472話 VSアムズ・その2
「ぐっ……!」
アムズは後退しつつ、こちらを睨みつけてきた。
その顔には動揺の色がある。
たぶん、俺のことを大した脅威だとは思っていなかったのだろう。
大人が子供を相手にするような感じで、どうとでもなると思っていたのだろう。
でも、現実は違う。
それは慢心。
あるいは過信。
その隙をついて、思い切り痛い目に遭わせてやった。
どうだ、ざまあみろ。
でも、これで終わりじゃないからな。
お前が食い物にしたシロや子供達は、もっともっと苦しんだ。
悲鳴をあげて涙を流した。
それだけのことをしたのだから、徹底的にやらせてもらう。
「まったく……私としたことが油断しましたね。たかが魔王ごときに、腕を一本、とられてしまうとは」
傷つけられたことで逆に冷静になったらしく、アムズはこちらを侮るのを止めたようだ。
鋭い表情に切り替わり、睨みつけてくる。
ちなみに、切り落とされた腕の断面から血が流れることはない。
肉や骨も見えていない。
マネキンを両断したような感じで、白一色だ。
天使なので、根本的に体の構造が異なっているのかもしれない。
「ここまでしたのだから、もう遊びでは済まされませんよ?」
「こっちは、最初からそのつもりだよ」
睨み合い、
「師匠、やっちゃえっす!」
「ハルさん、がんばってください!」
「シロさんとシルファさん、他の子供達が苦しめられた分を……!」
みんなの応援が飛んできた。
うん。
今まで以上にがんばることができそうだ。
「本当にそのつもりはなかったのですが、こうなった以上、仕方ありませんね。予定にはないことですが、ここであなたには死んでもらいましょう」
「それ、俺の台詞」
「さあ、いきますよ」
アムズは不敵に笑い、その場で残った腕を振る。
どういうことだろう?
アムズは武器を持っていないし、距離も離れている。
その場で腕を振ったとしても当たるわけが……いや。
それに気がついて、俺は急いで魔力を集めた。
「シールド!」
魔法を唱えると同時に、ギィンッ! と甲高い音が響いた。
同時に衝撃が伝わってくる。
魔法の盾になにかが激突したのだけど……
なんだ?
一瞬だけど、なにから閃いたように見えた。
それを危ないと思い、咄嗟に防御をしたのだけど……
「ほう、防ぎますか。なかなかやりますねえ」
「今、なにを?」
「素直に教えるとでも?」
自分で見つけてみせろ。
判断してみせろ。
そう言うかのように笑い、アムズは再び腕を振る。
今度は上から下に。
叩きつけるような動きだ。
その動きと同調するかのように、なにかが閃いて……
「くっ」
今度は横に跳んだ。
直後、さっきまで立っていた場所を不可視の斬撃が襲う。
地面をなにかが駆け抜けて抉る。
五本の細い裂傷が刻まれていた。
「またしても避けるとは……まるで猿のようですね」
「なるほど、ね」
「む?」
「見えない斬撃だと思っていたけど、そういうわけじゃない。
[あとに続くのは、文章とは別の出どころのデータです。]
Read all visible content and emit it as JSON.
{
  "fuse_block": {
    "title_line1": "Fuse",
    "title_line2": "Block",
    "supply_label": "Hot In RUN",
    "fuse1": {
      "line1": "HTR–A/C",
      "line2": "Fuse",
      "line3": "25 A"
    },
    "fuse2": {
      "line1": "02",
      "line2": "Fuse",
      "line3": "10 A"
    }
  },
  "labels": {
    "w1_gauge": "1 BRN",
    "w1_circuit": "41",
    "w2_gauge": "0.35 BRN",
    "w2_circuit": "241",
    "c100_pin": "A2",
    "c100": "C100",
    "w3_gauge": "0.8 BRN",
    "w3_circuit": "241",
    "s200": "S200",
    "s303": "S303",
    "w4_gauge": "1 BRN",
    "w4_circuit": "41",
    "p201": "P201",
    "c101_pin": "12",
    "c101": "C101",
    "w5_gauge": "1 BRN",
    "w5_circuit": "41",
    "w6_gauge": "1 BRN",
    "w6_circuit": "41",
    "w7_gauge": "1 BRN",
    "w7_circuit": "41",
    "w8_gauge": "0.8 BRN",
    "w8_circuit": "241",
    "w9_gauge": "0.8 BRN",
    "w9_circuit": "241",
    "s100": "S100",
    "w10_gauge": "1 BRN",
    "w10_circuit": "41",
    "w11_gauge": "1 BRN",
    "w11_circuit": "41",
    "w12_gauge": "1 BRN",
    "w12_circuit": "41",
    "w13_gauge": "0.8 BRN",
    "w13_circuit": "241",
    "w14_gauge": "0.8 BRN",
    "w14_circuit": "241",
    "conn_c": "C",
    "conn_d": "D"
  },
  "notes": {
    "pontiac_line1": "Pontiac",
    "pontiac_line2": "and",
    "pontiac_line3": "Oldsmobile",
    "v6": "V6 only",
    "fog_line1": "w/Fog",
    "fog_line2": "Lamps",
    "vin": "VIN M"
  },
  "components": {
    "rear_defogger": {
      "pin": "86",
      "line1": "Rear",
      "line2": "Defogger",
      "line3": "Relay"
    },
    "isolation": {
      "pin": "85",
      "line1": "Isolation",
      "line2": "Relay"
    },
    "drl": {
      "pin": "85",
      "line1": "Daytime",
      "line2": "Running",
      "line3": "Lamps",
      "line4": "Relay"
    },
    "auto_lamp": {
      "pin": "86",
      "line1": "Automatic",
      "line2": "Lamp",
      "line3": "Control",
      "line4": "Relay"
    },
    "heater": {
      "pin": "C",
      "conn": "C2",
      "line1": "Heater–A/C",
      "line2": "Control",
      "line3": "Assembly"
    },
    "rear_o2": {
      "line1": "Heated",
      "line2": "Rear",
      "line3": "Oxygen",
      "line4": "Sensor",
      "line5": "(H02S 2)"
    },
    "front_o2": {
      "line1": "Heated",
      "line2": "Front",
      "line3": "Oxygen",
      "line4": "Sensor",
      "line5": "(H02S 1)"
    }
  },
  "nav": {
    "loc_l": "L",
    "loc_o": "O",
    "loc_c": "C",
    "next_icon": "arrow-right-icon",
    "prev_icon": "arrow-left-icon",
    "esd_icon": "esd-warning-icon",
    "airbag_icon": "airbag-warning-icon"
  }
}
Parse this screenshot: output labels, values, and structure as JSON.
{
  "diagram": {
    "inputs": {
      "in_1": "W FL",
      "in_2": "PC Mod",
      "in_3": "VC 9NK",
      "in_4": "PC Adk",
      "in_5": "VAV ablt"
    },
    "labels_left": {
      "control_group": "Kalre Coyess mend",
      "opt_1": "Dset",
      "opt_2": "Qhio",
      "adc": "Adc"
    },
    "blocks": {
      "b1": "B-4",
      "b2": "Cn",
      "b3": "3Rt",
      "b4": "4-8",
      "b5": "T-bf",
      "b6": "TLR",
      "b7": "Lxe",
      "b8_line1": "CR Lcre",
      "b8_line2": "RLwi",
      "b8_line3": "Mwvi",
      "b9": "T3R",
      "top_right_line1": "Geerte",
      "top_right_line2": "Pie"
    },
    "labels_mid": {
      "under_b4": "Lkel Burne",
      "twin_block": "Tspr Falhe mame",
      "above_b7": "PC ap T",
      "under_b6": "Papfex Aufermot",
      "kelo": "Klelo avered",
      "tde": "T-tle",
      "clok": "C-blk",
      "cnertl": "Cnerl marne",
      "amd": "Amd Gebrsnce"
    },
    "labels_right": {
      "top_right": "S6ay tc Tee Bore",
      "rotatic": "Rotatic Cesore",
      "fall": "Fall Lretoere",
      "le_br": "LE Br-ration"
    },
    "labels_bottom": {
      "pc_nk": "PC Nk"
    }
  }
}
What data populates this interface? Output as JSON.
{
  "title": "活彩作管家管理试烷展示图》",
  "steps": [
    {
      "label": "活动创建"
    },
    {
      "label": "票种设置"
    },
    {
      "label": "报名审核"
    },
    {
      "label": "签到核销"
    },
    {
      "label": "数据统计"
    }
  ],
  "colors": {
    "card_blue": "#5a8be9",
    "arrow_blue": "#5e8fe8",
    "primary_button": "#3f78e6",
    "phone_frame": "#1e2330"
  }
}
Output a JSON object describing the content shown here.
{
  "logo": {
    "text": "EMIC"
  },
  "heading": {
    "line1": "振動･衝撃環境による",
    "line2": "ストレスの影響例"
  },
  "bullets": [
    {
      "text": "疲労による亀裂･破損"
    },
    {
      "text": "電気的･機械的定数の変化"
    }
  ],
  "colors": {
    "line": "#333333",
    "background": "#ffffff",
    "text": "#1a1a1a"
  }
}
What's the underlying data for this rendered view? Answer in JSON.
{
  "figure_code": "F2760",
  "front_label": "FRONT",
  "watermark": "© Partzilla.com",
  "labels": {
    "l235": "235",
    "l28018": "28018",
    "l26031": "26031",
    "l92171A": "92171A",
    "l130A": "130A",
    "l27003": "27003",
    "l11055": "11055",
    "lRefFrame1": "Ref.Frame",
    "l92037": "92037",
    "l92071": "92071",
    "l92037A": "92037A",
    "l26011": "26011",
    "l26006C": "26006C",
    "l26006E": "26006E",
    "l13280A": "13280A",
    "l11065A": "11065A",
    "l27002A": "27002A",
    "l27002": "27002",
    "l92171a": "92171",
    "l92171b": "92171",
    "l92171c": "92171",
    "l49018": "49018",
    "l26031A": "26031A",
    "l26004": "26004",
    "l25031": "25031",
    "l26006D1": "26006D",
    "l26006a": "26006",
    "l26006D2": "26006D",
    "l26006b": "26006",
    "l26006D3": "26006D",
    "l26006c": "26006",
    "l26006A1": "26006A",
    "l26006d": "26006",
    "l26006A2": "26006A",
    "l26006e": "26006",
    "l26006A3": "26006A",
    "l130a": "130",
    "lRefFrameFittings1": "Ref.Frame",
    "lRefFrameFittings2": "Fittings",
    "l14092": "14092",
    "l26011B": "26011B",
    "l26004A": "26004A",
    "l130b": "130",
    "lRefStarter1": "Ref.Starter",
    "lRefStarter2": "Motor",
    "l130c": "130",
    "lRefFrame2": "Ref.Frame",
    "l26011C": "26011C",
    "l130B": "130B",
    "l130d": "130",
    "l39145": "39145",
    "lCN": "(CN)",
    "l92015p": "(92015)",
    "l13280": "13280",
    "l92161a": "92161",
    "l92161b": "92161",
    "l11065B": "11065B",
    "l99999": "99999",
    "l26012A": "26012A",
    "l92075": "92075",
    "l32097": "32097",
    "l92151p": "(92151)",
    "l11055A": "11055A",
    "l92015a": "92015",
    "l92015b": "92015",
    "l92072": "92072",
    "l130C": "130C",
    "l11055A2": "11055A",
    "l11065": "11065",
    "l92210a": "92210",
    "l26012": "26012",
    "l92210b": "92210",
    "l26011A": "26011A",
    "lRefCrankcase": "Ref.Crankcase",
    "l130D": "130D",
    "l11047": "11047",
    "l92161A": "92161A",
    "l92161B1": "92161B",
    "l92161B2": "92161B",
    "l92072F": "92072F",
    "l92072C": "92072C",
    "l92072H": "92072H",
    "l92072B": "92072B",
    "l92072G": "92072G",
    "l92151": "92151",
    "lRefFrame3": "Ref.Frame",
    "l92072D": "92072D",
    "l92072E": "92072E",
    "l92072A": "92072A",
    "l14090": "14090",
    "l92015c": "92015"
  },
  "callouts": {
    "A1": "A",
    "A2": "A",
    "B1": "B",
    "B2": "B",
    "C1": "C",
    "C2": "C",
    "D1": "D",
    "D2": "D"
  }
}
ものすごく見えづらいけど、でも、見ることはできる」
「……」
「たぶん、糸だよね? 指に一つずつ。計五本の糸を自由自在に操り、触れたものを切り刻む刃と化している。もちろん、そんなこと普通はできないから、魔力なんかを使って操っている」
「……やれやれ。まさか、たった二回の攻撃で私の手の内を見抜いてしまうとは」
アムズはため息をこぼしつつ、腕を振る。
その動きに合わせてヒュンという音が響いて、再び地面に細い跡が作られた。
暗殺者は対象の首に糸を巻き付けて殺す、という話を聞いたことがあるけど……
アムズの戦い方は、それの強化発展型だろう。
五本の糸をある程度、自由に操ることができる。
たぶん、鞭のように振るっているのだろう。
そして、糸の強度は鋼鉄に勝る。
触れただけで肌が避けて、叩きつけられればスパッと切れてしまうだろう。
なんて厄介な武器を使う。
意思を持つ天使と戦うのはこれが始めてだけど、予想していたよりも強い。
これでも戦闘特化じゃないらしいから、なかなか恐ろしい話だ。
フランやフラメウのような戦闘特化と戦えば、どんなことになるのか?
「まあ、私の場合は、攻撃方法を見抜かれても大して問題はありませんねえ。なにしろ、防ぐことも避けることも難しいのですから」
アムズは余裕の笑みを浮かべつつ、再び腕を振るい、全てを切り裂く糸を飛ばしてくるのだった。